Tag Archives: data

May 12, 2015 · 9:00 am

Re-Triggering for a [root] cause – some notes from doing it

With all this talk of intermittent failures and folks coming up with ideas on how to solve them, I figured I should dive head first into looking at failures. I have been working with a few folks on this, specifically :parkouss and :vaibhav1994. This experiment (actually the second time doing so) is where I take a given intermittent failure bug and retrigger it. If it reproduces, then I go back in history looking for where it becomes intermittent. This weekend I wrote up some notes as I was trying to define what an intermittent is.

Lets outline the parameters first for this experiment:

All bugs marked with keyword ‘intermittent-failure’ qualify
Bugs must not be resolved or assigned to anybody
Bugs must have been filed in the last 28 days (we only keep 30 days of builds)
Bugs must have >=20 tbplrobot comments (arbitrarily picked, ideally we want something that can easily reproduce)

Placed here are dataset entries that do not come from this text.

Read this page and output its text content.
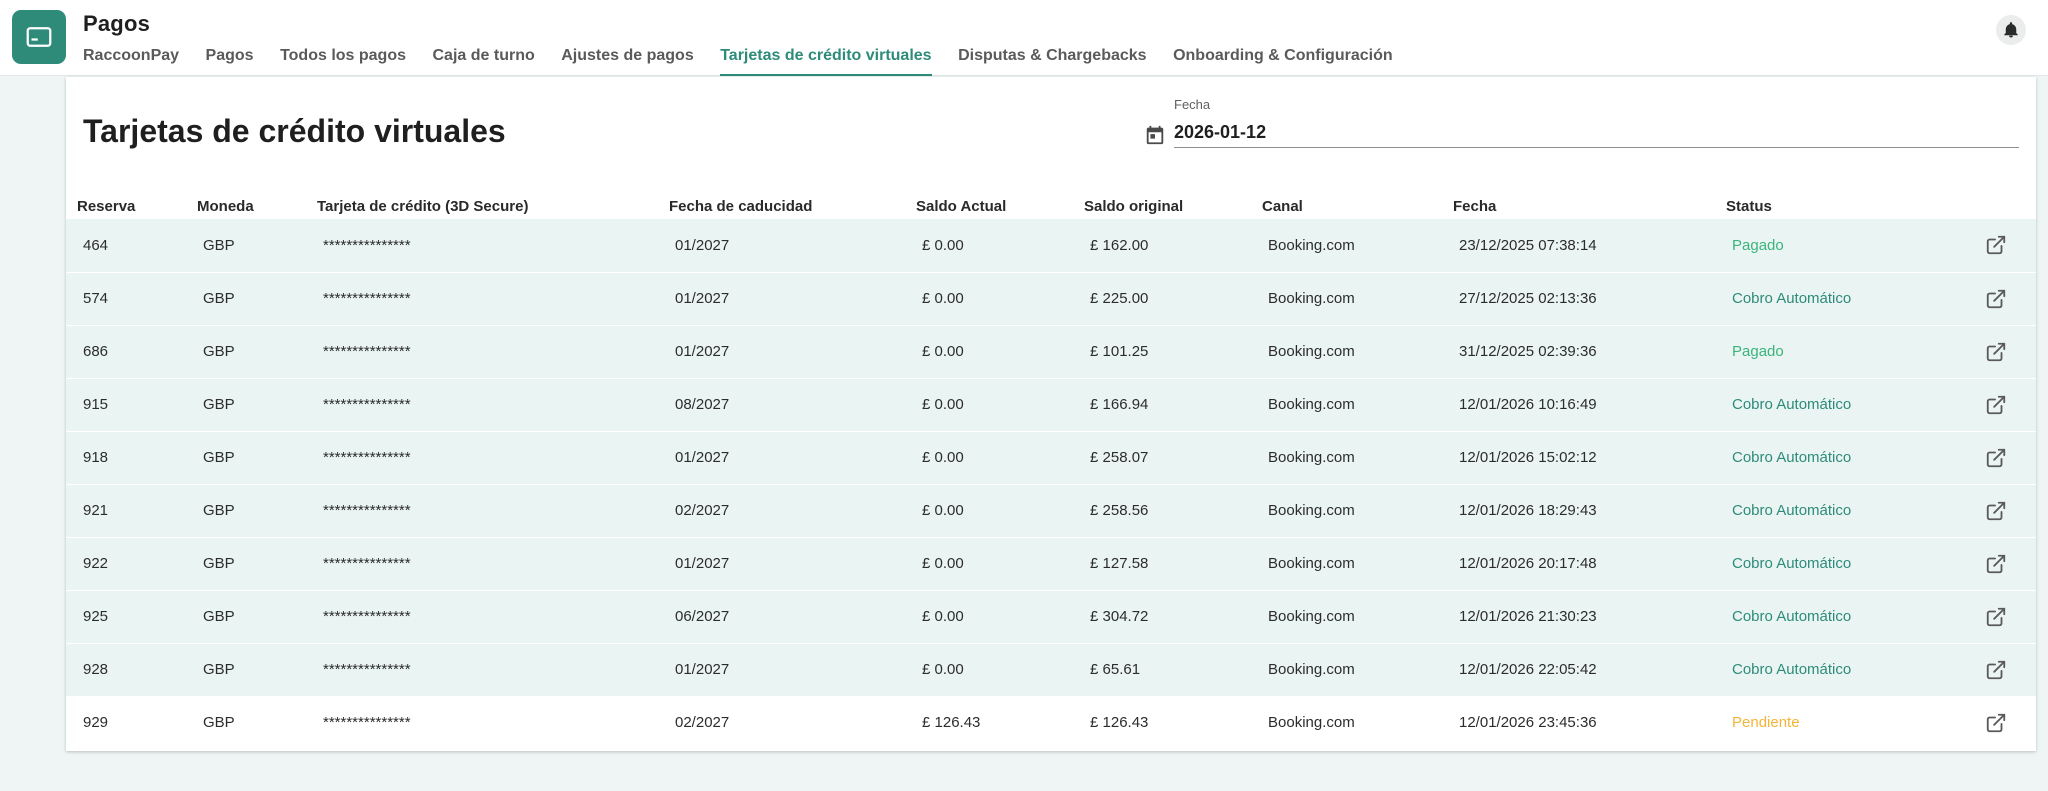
Pagos
RaccoonPay Pagos Todos los pagos Caja de turno Ajustes de pagos Tarjetas de crédito virtuales Disputas & Chargebacks Onboarding & Configuración
Tarjetas de crédito virtuales
Fecha
2026-01-12
Reserva	Moneda	Tarjeta de crédito (3D Secure)	Fecha de caducidad	Saldo Actual	Saldo original	Canal	Fecha	Status	
464	GBP	***************	01/2027	£ 0.00	£ 162.00	Booking.com	23/12/2025 07:38:14	Pagado	
574	GBP	***************	01/2027	£ 0.00	£ 225.00	Booking.com	27/12/2025 02:13:36	Cobro Automático	
686	GBP	***************	01/2027	£ 0.00	£ 101.25	Booking.com	31/12/2025 02:39:36	Pagado	
915	GBP	***************	08/2027	£ 0.00	£ 166.94	Booking.com	12/01/2026 10:16:49	Cobro Automático	
918	GBP	***************	01/2027	£ 0.00	£ 258.07	Booking.com	12/01/2026 15:02:12	Cobro Automático	
921	GBP	***************	02/2027	£ 0.00	£ 258.56	Booking.com	12/01/2026 18:29:43	Cobro Automático	
922	GBP	***************	01/2027	£ 0.00	£ 127.58	Booking.com	12/01/2026 20:17:48	Cobro Automático	
925	GBP	***************	06/2027	£ 0.00	£ 304.72	Booking.com	12/01/2026 21:30:23	Cobro Automático	
928	GBP	***************	01/2027	£ 0.00	£ 65.61	Booking.com	12/01/2026 22:05:42	Cobro Automático	
929	GBP	***************	02/2027	£ 126.43	£ 126.43	Booking.com	12/01/2026 23:45:36	Pendiente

Here are what comes out of this:

356 bugs are open, not assigned and have the intermittent-failure keyword
25 bugs have >=20 comments meeting our criteria

The next step was to look at each of the 25 bugs and see if it makes sense to do this. In fact 13 of the bugs I decided not to take action on (remember this is an experiment, so my reasoning for ignoring these 13 could be biased):

5 bugs were thunderbird/mozmill only
3 bugs looked to be related to android harness issues
bug 1157090 hadn’t reproduced in 2 weeks- was APZ feature which we turned off.
one bug was only on mozilla-beta only
2 bugs had patches and 1 had a couple of comments indicating a developer was already looking at it

This leaves us with 12 bugs to investigate. The premise here is easy, find the first occurrence of the intermittent (branch, platform, testjob, revision) and re-trigger it 20 times (picked for simplicity). When the results are in, see if we have reproduced it. In fact, only 5 bugs reproduced the exact error in the bug when re-triggered 20 times on a specific job that showed the error.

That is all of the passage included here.